A fucked-up pig heroin addict thief asshole. And I’m at a loss about where I can go. I’m fucking around again with every Joe, Dick, or Harry I meet on a plane or at a party—I can’t make a decision about grad school, let alone what to do to make hours go faster—”

“I see,” Danny said, signaling for our check.

“That’s it? That’s what you say after devouring my miserable life story? You pump it out of me and then that’s it?”

“Whoa!” the legendary Danny Death said, looking like he didn’t have time for whiners. “You need to get some fucking perspective. Decisions don’t mean shit. Once you’ve made one, ride it for its dimensions. So you’ve cut your first tooth. Why should I feel sorry for you? You speak well, you have great tits, you’ve had high adventure. You’re able to live in another country for two years without mention of a serious job—”

“I had savings from my New York editing job, plus I waitressed—that’s not fair.”

“But you knew you could wire home to Mommy and Daddy if you needed to. True?”
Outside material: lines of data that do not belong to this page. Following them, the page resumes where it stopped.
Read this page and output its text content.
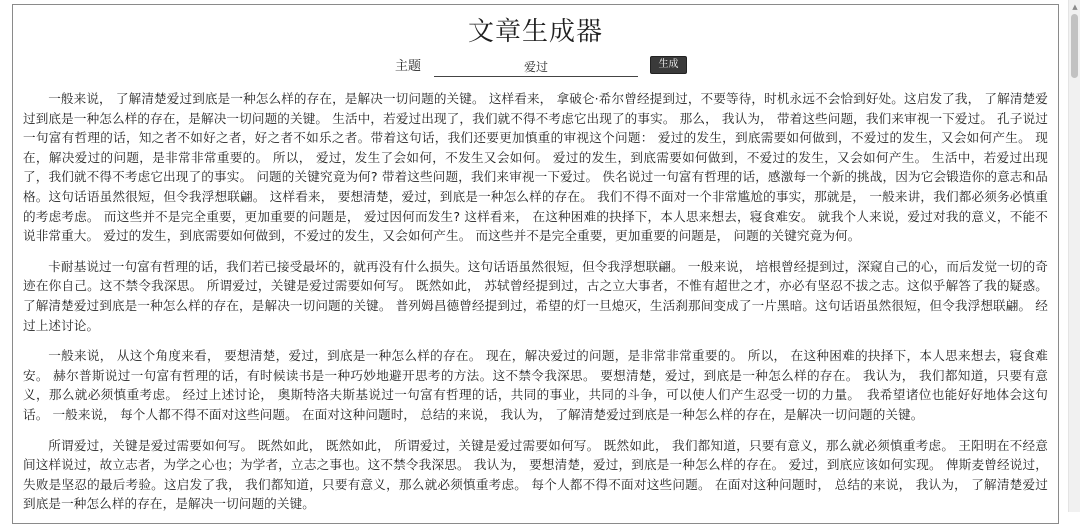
文章生成器
主题
爱过	生成

一般来说， 了解清楚爱过到底是一种怎么样的存在，是解决一切问题的关键。 这样看来， 拿破仑·希尔曾经提到过，不要等待，时机永远不会恰到好处。这启发了我， 了解清楚爱过到底是一种怎么样的存在，是解决一切问题的关键。 生活中，若爱过出现了，我们就不得不考虑它出现了的事实。 那么， 我认为， 带着这些问题，我们来审视一下爱过。 孔子说过一句富有哲理的话，知之者不如好之者，好之者不如乐之者。带着这句话，我们还要更加慎重的审视这个问题： 爱过的发生，到底需要如何做到，不爱过的发生，又会如何产生。 现在，解决爱过的问题，是非常非常重要的。 所以， 爱过，发生了会如何，不发生又会如何。 爱过的发生，到底需要如何做到，不爱过的发生，又会如何产生。 生活中，若爱过出现了，我们就不得不考虑它出现了的事实。 问题的关键究竟为何? 带着这些问题，我们来审视一下爱过。 佚名说过一句富有哲理的话，感激每一个新的挑战，因为它会锻造你的意志和品格。这句话语虽然很短，但令我浮想联翩。 这样看来， 要想清楚，爱过，到底是一种怎么样的存在。 我们不得不面对一个非常尴尬的事实，那就是， 一般来讲，我们都必须务必慎重的考虑考虑。 而这些并不是完全重要，更加重要的问题是， 爱过因何而发生? 这样看来， 在这种困难的抉择下，本人思来想去，寝食难安。 就我个人来说，爱过对我的意义，不能不说非常重大。 爱过的发生，到底需要如何做到，不爱过的发生，又会如何产生。 而这些并不是完全重要，更加重要的问题是， 问题的关键究竟为何。

卡耐基说过一句富有哲理的话，我们若已接受最坏的，就再没有什么损失。这句话语虽然很短，但令我浮想联翩。 一般来说， 培根曾经提到过，深窥自己的心，而后发觉一切的奇迹在你自己。这不禁令我深思。 所谓爱过，关键是爱过需要如何写。 既然如此， 苏轼曾经提到过，古之立大事者，不惟有超世之才，亦必有坚忍不拔之志。这似乎解答了我的疑惑。 了解清楚爱过到底是一种怎么样的存在，是解决一切问题的关键。 普列姆昌德曾经提到过，希望的灯一旦熄灭，生活刹那间变成了一片黑暗。这句话语虽然很短，但令我浮想联翩。 经过上述讨论。

一般来说， 从这个角度来看， 要想清楚，爱过，到底是一种怎么样的存在。 现在，解决爱过的问题，是非常非常重要的。 所以， 在这种困难的抉择下，本人思来想去，寝食难安。 赫尔普斯说过一句富有哲理的话，有时候读书是一种巧妙地避开思考的方法。这不禁令我深思。 要想清楚，爱过，到底是一种怎么样的存在。 我认为， 我们都知道，只要有意义，那么就必须慎重考虑。 经过上述讨论， 奥斯特洛夫斯基说过一句富有哲理的话，共同的事业，共同的斗争，可以使人们产生忍受一切的力量。　我希望诸位也能好好地体会这句话。 一般来说， 每个人都不得不面对这些问题。 在面对这种问题时， 总结的来说， 我认为， 了解清楚爱过到底是一种怎么样的存在，是解决一切问题的关键。

所谓爱过，关键是爱过需要如何写。 既然如此， 既然如此， 所谓爱过，关键是爱过需要如何写。 既然如此， 我们都知道，只要有意义，那么就必须慎重考虑。 王阳明在不经意间这样说过，故立志者，为学之心也；为学者，立志之事也。这不禁令我深思。 我认为， 要想清楚，爱过，到底是一种怎么样的存在。 爱过，到底应该如何实现。 俾斯麦曾经说过，失败是坚忍的最后考验。这启发了我， 我们都知道，只要有意义，那么就必须慎重考虑。 每个人都不得不面对这些问题。 在面对这种问题时， 总结的来说， 我认为， 了解清楚爱过到底是一种怎么样的存在，是解决一切问题的关键。

▲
“True.” Fuck him, the bastard.

“So, you had a place to come home to, and it wasn’t a hick-town hell in West Virginia. And as for the murder, it sounds like you got a kick out of it. If the guy was an asshole, he deserved it.”

“Fuck
you
,” I squeaked, my eyes steady on the table’s yellow polka-dotted contact paper that would make a homemaker scream in horror if she’d bought an old house and opened her cabinets. “What right do you have to say that to me?” Sometimes it takes a nihilist to really shape you up.

• • •

My life wasn’t blueberry
pie, but over the next week, I felt more grounded. I called my mother to say hi, and she sounded delighted at this unforced cheer. I even managed a trip to the Forty-second Street library’s map room to look at the newest acquisitions.

“Haven’t seen you in years,” Jorge, the map librarian, said. On a shelf behind his desk was a bumper sticker that said
Happiness is knowing how to read a road map
. “Rachel, right? I have great scarves to show you. Soldiers secured them around their necks in World War Two. The scarves had maps on them in case they got lost in the jungle.”

I spread out the silky samples he brought me on the table and entered their space. I imagined myself as a pilot lost in the jungles of the Philippines with only a map of Luzon to guide me. Colin had known what I meant by my map space: he’d said that as a child he’d gone with his cousin to the beach, and as each boat passed, they’d enter a fantasy of journey.

The librarian came over to retrieve the scarves. I asked him to bring out an 1890s map of Melbourne the way one would order an after-dinner sherry. Nepean Highway, the expressway where I drove Colin’s panel van on the day Stuart was shot, was marked Nepean Road. The hallmarks of the gentrified inner suburbs were lifetimes away—Fitzroy’s artist cafés and tapas bars, St. Kilda’s pastel art deco homes, and the outdoor Sunday thrift market at Camberwell, where Colin scooped up a ketchup-stained cookbook for me. (It was inscribed “the kitchen of Mrs. Newton-John”; a chocolate walnut cake was marked “Olivia’s favorite” in red pencil.)